And finally, one comment to the problematics of Stoplosses. Stoploss order on the Stock Exchange is order, when you want leave your position without any fear of unfavorable price development. On Forex and CFDs Stock Exchange, this order works automatically. At shares and commodities, as well as at options, it is more difficult. In certain market situations, the Stopploss can be ignored or moved unfavorably (slided), it is good to understand these things. Setting the Stoplosses as account protection against the losses is an alternative of safe Risk Management. On the other hand, it is a little know fact, that individual traders loses constantly up to 40% on improperly specified Stoplosses. Who benefits from that? Mainly brokers, you will stay in game and give them money for provisions and spreads. On the other hand, traders with small accounts (massively encouraged by brokerage complanies) have no other option. Even relatively small, even temporary losses could significantly damage their accounts. The advice? Learn how to manage risks and decide about closing of trading positions independently. And another advice: it is not possible to earn money with a small capital. Rather than small account, use the money in any other way.


MSL, mental Stoploss, is a market level, where it is obvious, that originaly identified level within the probabilistic situation simply develops unfavorably in my disadvantage. It is a price level, on which I have to change the original intentions, when I am able to leave with adequate or minimal loss or situation. It can also be situation, when I have a chance for profit, within different time possibilities with regard to individual risk tolerance. We emphasise the word "individual"! Therefore, we have to leave the actual using of physical or mental stop losses on you. We believe that we told you fundamental information to this issue for your decision making.
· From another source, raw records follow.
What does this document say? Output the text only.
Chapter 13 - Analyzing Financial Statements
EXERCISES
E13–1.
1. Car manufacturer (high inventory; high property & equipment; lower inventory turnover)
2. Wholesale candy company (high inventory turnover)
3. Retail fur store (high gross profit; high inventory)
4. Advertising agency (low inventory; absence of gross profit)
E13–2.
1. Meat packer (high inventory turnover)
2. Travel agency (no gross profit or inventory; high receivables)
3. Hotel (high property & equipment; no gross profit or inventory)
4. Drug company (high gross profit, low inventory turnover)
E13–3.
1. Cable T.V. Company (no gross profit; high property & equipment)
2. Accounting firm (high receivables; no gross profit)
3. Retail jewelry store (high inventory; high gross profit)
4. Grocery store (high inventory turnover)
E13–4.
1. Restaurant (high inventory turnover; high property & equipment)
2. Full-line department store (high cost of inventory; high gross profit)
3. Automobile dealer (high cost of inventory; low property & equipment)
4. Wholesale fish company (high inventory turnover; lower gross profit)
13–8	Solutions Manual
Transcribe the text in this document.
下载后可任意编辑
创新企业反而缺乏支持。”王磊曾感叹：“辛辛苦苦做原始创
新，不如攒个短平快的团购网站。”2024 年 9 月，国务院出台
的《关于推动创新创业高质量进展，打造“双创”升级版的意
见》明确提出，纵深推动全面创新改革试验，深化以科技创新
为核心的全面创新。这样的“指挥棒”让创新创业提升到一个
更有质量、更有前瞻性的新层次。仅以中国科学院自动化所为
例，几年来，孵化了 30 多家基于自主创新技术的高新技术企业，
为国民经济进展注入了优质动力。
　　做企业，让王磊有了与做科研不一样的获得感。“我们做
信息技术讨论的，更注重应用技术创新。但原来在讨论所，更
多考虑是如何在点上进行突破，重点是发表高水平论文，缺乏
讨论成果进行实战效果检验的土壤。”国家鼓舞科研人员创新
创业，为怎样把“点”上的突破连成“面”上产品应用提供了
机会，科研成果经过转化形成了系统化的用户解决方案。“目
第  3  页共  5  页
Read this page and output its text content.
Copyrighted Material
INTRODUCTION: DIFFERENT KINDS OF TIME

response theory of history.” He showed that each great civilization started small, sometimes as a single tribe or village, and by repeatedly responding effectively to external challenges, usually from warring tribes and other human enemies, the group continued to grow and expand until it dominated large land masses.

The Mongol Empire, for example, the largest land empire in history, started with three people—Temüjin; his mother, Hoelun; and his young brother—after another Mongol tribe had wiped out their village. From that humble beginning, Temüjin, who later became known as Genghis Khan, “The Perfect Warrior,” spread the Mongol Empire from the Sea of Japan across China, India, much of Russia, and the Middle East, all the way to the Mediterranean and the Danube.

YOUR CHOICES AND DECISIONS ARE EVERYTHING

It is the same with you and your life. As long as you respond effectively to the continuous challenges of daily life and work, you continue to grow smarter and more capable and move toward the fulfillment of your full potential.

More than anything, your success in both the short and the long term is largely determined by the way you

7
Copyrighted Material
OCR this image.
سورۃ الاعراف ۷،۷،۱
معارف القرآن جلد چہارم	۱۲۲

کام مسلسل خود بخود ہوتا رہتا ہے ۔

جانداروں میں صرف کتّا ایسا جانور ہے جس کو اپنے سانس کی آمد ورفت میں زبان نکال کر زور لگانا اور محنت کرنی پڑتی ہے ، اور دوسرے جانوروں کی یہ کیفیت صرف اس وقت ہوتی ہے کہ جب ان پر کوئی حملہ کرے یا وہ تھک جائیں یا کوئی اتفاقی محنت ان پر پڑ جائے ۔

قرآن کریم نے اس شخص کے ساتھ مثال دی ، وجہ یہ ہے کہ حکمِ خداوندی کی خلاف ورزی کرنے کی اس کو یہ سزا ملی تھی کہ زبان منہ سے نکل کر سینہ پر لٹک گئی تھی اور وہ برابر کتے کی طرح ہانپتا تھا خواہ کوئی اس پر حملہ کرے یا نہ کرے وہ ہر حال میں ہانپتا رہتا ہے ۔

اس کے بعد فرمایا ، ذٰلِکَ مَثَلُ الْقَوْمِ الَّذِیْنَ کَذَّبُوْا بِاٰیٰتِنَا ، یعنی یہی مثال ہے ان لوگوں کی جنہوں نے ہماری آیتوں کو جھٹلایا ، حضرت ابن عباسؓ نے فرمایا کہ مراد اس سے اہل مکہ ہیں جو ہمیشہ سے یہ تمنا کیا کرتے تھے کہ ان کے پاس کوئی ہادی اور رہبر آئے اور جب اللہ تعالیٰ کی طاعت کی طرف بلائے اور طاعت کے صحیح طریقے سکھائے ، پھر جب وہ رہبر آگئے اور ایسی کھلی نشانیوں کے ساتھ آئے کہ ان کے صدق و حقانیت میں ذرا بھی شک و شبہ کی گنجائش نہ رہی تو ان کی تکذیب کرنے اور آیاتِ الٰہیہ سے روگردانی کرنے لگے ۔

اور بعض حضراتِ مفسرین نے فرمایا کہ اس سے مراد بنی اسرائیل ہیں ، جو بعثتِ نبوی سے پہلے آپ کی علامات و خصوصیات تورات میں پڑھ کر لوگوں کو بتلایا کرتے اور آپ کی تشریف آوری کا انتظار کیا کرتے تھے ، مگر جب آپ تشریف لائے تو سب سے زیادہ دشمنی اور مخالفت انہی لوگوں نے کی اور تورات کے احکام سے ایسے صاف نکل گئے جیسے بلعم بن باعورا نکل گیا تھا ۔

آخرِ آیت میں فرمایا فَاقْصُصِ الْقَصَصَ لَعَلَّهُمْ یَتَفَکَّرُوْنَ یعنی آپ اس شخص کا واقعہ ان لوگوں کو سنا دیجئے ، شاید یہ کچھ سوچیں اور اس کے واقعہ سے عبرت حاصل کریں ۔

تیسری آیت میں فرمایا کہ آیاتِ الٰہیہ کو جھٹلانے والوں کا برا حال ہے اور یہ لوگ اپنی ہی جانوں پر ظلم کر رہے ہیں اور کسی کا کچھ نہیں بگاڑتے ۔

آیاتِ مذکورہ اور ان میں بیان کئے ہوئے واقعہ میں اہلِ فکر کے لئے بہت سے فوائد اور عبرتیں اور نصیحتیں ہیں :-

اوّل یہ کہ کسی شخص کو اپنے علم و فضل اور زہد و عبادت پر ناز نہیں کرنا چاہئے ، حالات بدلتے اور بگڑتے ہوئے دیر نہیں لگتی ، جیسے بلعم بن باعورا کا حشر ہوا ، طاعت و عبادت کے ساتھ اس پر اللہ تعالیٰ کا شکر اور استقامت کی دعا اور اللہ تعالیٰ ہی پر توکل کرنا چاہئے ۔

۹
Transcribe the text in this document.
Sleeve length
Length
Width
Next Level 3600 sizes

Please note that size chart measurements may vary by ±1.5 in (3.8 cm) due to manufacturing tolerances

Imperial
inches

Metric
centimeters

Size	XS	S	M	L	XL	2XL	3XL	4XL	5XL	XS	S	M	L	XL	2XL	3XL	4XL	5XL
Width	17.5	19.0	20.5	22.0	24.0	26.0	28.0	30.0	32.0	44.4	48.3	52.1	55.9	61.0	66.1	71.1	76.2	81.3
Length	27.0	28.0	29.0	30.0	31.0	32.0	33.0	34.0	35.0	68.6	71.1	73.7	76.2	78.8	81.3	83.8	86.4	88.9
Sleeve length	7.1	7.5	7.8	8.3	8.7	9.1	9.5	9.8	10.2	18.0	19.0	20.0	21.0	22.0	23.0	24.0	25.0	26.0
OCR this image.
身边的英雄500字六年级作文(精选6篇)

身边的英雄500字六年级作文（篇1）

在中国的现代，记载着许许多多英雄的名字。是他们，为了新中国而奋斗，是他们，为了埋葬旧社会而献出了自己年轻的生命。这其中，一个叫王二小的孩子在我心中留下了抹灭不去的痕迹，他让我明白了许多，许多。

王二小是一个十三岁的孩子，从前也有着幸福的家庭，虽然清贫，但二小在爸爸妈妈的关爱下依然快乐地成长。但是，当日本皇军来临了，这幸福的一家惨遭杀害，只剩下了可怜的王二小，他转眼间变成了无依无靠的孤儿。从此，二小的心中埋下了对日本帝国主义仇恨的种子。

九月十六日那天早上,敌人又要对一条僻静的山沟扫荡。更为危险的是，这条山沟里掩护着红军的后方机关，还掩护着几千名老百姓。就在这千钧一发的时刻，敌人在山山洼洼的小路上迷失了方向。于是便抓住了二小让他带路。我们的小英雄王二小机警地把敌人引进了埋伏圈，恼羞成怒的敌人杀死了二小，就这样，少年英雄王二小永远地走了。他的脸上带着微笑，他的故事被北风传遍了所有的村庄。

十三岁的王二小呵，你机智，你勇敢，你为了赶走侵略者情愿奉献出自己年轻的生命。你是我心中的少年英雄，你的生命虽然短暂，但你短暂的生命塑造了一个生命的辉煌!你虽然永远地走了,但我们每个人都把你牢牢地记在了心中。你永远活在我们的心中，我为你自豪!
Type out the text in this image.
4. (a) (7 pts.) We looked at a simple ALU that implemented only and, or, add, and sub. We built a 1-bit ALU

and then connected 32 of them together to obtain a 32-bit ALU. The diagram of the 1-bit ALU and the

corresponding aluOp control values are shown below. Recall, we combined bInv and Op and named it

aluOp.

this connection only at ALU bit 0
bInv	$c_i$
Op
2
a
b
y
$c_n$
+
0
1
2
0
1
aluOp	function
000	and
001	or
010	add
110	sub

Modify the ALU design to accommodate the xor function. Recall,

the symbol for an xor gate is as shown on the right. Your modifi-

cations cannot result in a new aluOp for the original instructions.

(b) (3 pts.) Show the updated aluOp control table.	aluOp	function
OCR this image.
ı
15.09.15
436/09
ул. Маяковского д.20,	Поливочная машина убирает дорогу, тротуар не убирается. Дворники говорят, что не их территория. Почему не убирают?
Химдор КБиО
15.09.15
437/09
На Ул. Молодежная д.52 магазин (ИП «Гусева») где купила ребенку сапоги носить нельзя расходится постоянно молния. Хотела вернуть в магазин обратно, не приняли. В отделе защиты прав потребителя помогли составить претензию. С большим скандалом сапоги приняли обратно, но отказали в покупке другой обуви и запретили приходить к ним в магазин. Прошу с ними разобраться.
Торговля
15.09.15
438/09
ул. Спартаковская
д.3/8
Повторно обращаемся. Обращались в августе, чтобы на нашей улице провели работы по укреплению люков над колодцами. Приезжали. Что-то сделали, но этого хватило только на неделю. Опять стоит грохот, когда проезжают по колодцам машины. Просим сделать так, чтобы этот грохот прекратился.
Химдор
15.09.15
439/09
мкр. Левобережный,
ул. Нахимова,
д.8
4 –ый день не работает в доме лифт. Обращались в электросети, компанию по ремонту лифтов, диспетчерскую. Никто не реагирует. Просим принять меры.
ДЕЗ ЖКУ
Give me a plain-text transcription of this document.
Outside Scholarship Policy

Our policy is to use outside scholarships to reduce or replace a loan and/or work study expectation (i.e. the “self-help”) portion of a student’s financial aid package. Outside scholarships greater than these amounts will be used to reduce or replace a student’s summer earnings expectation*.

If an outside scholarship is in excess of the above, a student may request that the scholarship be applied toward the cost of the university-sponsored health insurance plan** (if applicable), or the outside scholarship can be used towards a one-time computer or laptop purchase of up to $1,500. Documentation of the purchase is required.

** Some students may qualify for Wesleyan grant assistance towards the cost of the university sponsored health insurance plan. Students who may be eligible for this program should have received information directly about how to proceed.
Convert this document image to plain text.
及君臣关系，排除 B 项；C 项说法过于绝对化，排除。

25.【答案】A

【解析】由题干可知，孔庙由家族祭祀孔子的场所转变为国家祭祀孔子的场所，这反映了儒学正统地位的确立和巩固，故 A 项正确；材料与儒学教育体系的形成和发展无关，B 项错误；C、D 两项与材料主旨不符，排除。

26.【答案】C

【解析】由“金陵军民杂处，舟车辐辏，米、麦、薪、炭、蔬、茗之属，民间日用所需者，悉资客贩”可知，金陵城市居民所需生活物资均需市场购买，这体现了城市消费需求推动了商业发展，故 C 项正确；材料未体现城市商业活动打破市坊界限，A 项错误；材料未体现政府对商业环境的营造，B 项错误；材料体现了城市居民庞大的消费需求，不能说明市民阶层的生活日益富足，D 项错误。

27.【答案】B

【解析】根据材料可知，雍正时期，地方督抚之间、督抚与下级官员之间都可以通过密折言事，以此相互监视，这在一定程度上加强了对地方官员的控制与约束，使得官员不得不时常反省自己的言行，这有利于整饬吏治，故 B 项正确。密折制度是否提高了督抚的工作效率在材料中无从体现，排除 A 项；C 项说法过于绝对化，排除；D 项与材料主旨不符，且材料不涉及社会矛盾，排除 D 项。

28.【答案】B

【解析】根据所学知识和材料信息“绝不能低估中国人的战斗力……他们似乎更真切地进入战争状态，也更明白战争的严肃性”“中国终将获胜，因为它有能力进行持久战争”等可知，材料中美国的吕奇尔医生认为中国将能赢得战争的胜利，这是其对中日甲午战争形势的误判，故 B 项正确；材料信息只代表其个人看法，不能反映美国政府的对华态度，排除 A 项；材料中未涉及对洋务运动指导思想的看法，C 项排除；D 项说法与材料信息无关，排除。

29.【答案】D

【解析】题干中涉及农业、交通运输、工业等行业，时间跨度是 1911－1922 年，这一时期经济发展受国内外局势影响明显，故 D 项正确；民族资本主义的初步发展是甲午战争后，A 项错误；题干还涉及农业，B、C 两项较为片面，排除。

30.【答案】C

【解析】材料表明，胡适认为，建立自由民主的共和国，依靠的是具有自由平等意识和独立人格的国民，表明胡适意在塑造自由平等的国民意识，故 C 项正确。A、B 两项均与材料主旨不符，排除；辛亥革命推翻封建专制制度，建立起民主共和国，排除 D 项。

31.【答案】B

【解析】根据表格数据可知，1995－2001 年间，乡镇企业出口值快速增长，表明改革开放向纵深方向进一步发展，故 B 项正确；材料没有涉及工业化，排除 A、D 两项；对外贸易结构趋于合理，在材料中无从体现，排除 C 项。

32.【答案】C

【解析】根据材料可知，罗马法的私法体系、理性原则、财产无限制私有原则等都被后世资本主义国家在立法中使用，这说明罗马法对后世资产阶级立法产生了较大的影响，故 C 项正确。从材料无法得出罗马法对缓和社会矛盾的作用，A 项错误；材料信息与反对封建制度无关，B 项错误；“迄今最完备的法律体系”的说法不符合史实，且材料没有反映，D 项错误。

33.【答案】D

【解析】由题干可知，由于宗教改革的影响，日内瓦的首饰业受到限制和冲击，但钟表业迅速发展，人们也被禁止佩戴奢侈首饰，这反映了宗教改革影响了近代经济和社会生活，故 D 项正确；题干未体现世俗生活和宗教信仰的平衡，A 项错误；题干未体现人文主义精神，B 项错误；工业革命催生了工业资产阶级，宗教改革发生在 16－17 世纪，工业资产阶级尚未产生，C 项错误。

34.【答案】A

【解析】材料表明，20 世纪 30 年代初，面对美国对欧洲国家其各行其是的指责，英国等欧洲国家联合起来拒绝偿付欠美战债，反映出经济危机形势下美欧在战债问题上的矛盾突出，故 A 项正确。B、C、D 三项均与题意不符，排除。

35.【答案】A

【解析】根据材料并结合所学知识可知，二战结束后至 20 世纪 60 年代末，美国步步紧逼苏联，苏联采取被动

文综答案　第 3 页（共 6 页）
If you are long-term profitable on the Stock Exchange, it will be a result of your smart approach to the problematics of Risk Management. If you are exxesively unprofitable, it is a problem in your head, not problem of Stock Exchange actions. Your individual Risk management is the same issue as driving a car. You can drive comfortably and safely, easily to your destination and on time. You can also drive as fools, hazard, risk and destroy you car (account). You have to set your settings, perception and abilities to have your own risks under control according to the Highway Code considering the safety and possibilities of your car, considering your abilities to have your own risks under control, considering weather, other participants, actual emotions, mood and health.


Desire to get to your destination, especially safely, i.e. analogically on the Stock Exchange to earn money without any stress and financial injuries. That is intelligent and smart Risk Management. This is not an issue of different instructions and approaches, it is an issue of ability to think and use your own head. If someone has a trouble with that, he should stay away from Stock Exchange speculations. Similarly as driving car... By the way, do you know why there are hundreds thousands of accidents and thousand of dead people on our roads? It has probably nothing to do with a quality of cars, with instructions fot their use or with the Highway Code. Isn"t it a fact, that there is excessive amount of fools and individuals risking... Safe operation, conditions for Stock Exchange speculations and risks under control, those you have to secure for yourselves. Thank you for your understanding and we wish you a successful Risk Management!